Une élégie pour l’argent : la technologie que nous ne remplacerons peut-être jamais

L’argent liquide s’épuise progressivement. Aurons-nous un jour une alternative numérique qui offre le même mélange de commodité et de liberté ?

Pensez à la dernière fois que vous avez utilisé du liquide. Combien avez-vous dépensé ? Qu’avez-vous acheté, et auprès de qui ? Était-ce un achat unique ou un achat régulier ?

Est-ce que c’était légal ?

Si vous préférez garder tout ça pour vous, vous avez de la chance. La personne dans le magasin (ou au coin de la rue) peut se souvenir de votre visage, mais tant que vous n’avez pas révélé d’informations d’identification, il n’y a rien qui vous relie à la transaction.

C’est une caractéristique de l’argent comptant physique que les cartes de paiement et les applications n’ont pas : la liberté. Appelés « instruments au porteur », les billets de banque et les pièces de monnaie sont présumés appartenir à celui qui les détient.
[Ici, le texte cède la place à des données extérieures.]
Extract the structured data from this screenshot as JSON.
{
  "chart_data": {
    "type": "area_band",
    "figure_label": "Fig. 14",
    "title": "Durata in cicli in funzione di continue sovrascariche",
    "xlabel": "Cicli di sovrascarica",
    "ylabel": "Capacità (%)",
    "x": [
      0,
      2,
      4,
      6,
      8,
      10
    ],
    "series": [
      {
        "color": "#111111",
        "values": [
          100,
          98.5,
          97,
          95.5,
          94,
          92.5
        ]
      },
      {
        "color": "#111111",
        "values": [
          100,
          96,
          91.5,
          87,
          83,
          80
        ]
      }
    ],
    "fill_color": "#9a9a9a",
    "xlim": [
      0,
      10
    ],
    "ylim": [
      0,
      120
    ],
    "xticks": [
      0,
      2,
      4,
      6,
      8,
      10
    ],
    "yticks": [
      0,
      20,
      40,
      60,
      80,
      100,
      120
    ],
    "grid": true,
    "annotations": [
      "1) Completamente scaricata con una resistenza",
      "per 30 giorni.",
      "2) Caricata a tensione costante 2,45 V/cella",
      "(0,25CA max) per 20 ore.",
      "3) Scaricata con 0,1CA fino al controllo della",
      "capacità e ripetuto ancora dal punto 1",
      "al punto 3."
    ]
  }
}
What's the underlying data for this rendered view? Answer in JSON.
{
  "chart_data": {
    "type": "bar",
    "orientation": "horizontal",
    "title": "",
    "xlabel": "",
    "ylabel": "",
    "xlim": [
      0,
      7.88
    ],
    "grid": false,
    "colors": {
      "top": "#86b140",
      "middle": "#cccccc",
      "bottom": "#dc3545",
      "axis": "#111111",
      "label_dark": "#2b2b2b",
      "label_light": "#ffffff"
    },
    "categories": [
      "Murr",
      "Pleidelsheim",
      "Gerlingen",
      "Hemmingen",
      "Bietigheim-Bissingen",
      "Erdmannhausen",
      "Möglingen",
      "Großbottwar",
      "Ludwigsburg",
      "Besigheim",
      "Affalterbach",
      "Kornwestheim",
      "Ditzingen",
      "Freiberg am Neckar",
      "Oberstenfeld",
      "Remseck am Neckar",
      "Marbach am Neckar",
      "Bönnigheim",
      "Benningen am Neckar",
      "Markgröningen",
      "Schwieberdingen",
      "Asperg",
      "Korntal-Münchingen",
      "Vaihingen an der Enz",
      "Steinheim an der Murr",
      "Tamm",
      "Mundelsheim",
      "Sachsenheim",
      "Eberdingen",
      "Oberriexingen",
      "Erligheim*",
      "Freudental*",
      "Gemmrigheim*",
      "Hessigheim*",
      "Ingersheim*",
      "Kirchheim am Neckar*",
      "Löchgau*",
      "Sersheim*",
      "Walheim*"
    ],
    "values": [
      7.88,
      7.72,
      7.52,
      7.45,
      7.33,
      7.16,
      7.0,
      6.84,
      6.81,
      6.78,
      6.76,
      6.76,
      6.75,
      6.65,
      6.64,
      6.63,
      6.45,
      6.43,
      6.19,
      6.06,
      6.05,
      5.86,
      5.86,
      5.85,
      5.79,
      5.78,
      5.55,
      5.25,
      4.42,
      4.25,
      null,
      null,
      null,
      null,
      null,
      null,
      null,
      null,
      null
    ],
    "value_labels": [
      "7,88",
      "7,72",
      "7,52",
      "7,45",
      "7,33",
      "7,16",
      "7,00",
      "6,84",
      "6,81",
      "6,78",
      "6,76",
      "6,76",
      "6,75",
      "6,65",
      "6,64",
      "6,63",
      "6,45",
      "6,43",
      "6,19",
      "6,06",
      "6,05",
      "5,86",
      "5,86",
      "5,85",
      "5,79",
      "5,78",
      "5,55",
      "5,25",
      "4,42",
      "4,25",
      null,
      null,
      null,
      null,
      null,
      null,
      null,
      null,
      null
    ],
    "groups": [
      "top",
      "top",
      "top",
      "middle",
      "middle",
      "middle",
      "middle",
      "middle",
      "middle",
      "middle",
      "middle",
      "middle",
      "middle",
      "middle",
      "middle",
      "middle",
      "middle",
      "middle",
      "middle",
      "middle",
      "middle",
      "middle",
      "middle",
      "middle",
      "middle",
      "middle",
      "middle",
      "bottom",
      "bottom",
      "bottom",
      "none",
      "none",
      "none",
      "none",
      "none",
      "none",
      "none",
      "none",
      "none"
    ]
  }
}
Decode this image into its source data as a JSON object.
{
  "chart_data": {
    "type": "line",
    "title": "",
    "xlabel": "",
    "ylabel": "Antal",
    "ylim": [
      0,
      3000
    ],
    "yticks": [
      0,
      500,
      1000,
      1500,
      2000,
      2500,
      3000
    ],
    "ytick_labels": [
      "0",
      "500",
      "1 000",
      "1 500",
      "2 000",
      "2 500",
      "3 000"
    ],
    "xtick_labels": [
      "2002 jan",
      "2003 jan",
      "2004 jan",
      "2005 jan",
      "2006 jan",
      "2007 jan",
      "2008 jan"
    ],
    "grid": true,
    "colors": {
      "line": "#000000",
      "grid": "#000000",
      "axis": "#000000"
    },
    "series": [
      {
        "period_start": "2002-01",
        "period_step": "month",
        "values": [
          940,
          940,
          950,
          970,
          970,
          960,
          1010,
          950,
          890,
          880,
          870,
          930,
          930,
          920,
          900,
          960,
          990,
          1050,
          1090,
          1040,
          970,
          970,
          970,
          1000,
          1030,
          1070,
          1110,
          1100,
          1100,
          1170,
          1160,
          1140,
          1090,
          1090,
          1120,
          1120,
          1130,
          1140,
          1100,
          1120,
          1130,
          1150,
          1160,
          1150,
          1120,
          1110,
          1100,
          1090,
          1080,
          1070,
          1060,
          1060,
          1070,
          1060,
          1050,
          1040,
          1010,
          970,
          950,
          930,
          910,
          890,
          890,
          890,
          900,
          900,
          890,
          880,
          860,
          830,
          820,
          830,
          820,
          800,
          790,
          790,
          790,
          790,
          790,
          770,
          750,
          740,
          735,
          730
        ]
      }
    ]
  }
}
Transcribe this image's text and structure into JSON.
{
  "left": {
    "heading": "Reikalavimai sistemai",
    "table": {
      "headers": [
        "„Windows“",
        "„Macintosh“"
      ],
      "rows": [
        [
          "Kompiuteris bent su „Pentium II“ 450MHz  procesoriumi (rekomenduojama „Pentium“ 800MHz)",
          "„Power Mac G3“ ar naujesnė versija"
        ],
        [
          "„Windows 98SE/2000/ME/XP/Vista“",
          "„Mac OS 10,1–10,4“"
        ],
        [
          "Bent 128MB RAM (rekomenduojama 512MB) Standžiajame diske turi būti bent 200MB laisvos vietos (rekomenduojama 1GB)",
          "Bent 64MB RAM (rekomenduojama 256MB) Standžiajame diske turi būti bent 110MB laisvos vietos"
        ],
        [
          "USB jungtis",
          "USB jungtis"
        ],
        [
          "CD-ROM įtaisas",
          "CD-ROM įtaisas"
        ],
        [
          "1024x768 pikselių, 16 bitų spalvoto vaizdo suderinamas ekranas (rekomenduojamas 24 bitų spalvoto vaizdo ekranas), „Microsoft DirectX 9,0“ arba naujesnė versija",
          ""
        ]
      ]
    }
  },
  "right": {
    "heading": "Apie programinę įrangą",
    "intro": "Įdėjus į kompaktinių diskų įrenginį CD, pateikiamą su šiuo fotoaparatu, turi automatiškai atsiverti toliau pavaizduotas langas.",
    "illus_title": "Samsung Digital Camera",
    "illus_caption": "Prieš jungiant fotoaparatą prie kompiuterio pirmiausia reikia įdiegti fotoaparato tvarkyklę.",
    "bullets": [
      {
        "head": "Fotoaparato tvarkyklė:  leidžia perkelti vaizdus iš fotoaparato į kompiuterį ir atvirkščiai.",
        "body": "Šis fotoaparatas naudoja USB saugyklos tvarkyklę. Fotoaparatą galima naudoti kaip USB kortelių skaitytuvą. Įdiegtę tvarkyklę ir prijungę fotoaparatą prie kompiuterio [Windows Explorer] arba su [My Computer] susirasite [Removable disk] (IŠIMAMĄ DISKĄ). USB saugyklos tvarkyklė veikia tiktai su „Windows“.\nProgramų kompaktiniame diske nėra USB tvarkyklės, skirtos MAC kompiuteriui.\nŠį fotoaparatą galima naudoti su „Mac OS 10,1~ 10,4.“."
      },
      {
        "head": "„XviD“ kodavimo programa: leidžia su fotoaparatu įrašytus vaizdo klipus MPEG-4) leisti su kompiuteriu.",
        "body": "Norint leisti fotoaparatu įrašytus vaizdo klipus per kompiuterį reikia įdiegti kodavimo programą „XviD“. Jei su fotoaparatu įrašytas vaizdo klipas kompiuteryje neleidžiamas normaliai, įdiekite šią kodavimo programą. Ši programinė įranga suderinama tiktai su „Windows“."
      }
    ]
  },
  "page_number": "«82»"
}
On peut les utiliser pour effectuer des transactions avec une autre personne sans qu’un tiers ne s’interpose. Les entreprises ne peuvent pas établir de profils publicitaires ou de cotes de crédit à partir de nos données, et les gouvernements ne peuvent pas suivre nos dépenses ou nos mouvements. Et bien qu’une carte de crédit puisse être refusée et qu’un chèque puisse être égaré, la remise d’argent fonctionne à chaque fois, instantanément.

Nous ne devrions pas tenir cette liberté pour acquise. Une grande partie de notre commerce se fait maintenant en ligne. Il s’appuie sur les banques et les sociétés de technologie financière pour servir d’intermédiaires. Les transactions deviennent numériques dans le monde physique aussi : les outils de paiement électronique, des cartes de débit à Apple Pay en passant par Alipay, remplacent de plus en plus l’argent liquide. Si les billets et les pièces restent populaires dans de nombreux pays, dont les États-Unis, le Japon et l’Allemagne, dans d’autres, ils sont en voie d’obsolescence.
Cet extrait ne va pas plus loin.